What he remembers most from that trip, though, was an attentive, cheerful flight attendant named Jenna, which gives him hope he can fix United's customer service and workplace culture. Right now, Munoz said, his 84,000 employees feel beaten down -- "disenchanted, disenfranchised and disengaged," he said. "Not a happy bunch. I need to get those folks reconnected."
United's bind is a puzzler. The company looked like it was in a great spot after Smisek, then Continental's CEO, orchestrated the 2010 merger of his airline with United. Customers liked Continental. Smisek must know something. Sounds like a smart deal.
Five years later, that united United hasn't pleased its customers, while two other big mergers (Delta/Northwest and American/US Airways) went off much better. All three airlines are very profitable, flying fuller planes and paying less for jet fuel. That tells us there is nothing inherently wrong with becoming a megacarrier. Rather there was a failure at United to get the job done. The fact that Smisek got the boot for an odd scandal involving New Jersey pols and not for the bad service in economy class tells you something about mixed-up priorities at the airline.

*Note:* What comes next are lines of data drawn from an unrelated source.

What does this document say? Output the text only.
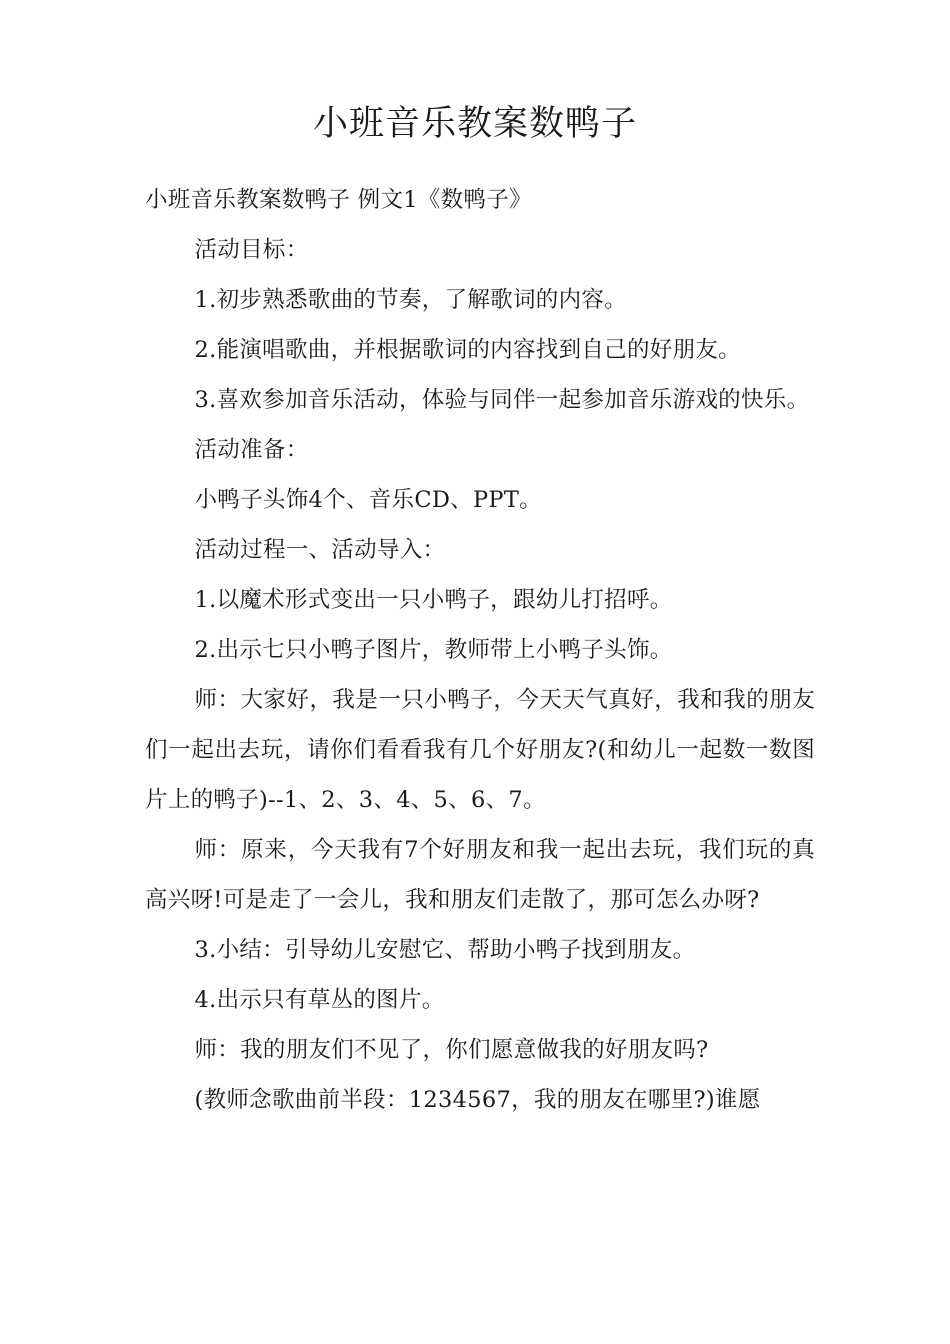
小班音乐教案数鸭子

小班音乐教案数鸭子 例文1《数鸭子》

活动目标：

1.初步熟悉歌曲的节奏，了解歌词的内容。

2.能演唱歌曲，并根据歌词的内容找到自己的好朋友。

3.喜欢参加音乐活动，体验与同伴一起参加音乐游戏的快乐。

活动准备：

小鸭子头饰4个、音乐CD、PPT。

活动过程一、活动导入：

1.以魔术形式变出一只小鸭子，跟幼儿打招呼。

2.出示七只小鸭子图片，教师带上小鸭子头饰。

师：大家好，我是一只小鸭子，今天天气真好，我和我的朋友们一起出去玩，请你们看看我有几个好朋友?(和幼儿一起数一数图片上的鸭子)--1、2、3、4、5、6、7。

师：原来，今天我有7个好朋友和我一起出去玩，我们玩的真高兴呀!可是走了一会儿，我和朋友们走散了，那可怎么办呀?

3.小结：引导幼儿安慰它、帮助小鸭子找到朋友。

4.出示只有草丛的图片。

师：我的朋友们不见了，你们愿意做我的好朋友吗?

(教师念歌曲前半段：1234567，我的朋友在哪里?)谁愿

Munoz didn't lay it all out, but he suggested there were enough bad decisions about technology, obsessive cost-cutting and other challenges to set the company up for its worst mistake: alienating pilots, flight attendants and gate workers. "Somewhere in the mix we forgot the very critical people who deliver the service," he said.
He has ideas for how to fix things, and of course we as fliers do, too. Munoz announced the launch of a website, UnitedAirtime.com, to hear from customers and employees. That's a sound idea if people who use it actually get some response. (Note Twitter already does this. Sample Tweet from Wednesday: "@united you are virtually impossible to deal with. Not happy with your service at all").
Munoz said he'll rethink United's cost-savings philosophy and seek simple ways to make customers and employees feel better. For a guy who doesn't drink coffee he talked a lot about the coffee, so expect something there. He has to get labor contracts done with flight attendants and maintenance workers. Major computer glitches have grounded flights, so that needs an overhaul. It sounded as if he wants better regional jets ... or to move away from that kind of plane.
We don't expect the airline to reinvent itself in a few weeks. And some issues, like Chicago weather, aren't fixable. But before Munoz can do anything else, he has to make sure his executive team understands the scope of the challenge United faces if it's to regain flier loyalty.
One suggestion: His tale of the view from Seat 22A reminded us of the classic United TV commercial featuring Ben, the boss of an unnamed business, who lost one of his best customers because "he said he didn't know us anymore." So Ben handed out plane tickets to his workers and told them to get out there and reconnect with every customer they still have.
Munoz should do that with his managers. Get them flying with the masses so they know what makes the difference between a great flight and a hellish one. His customers sure do.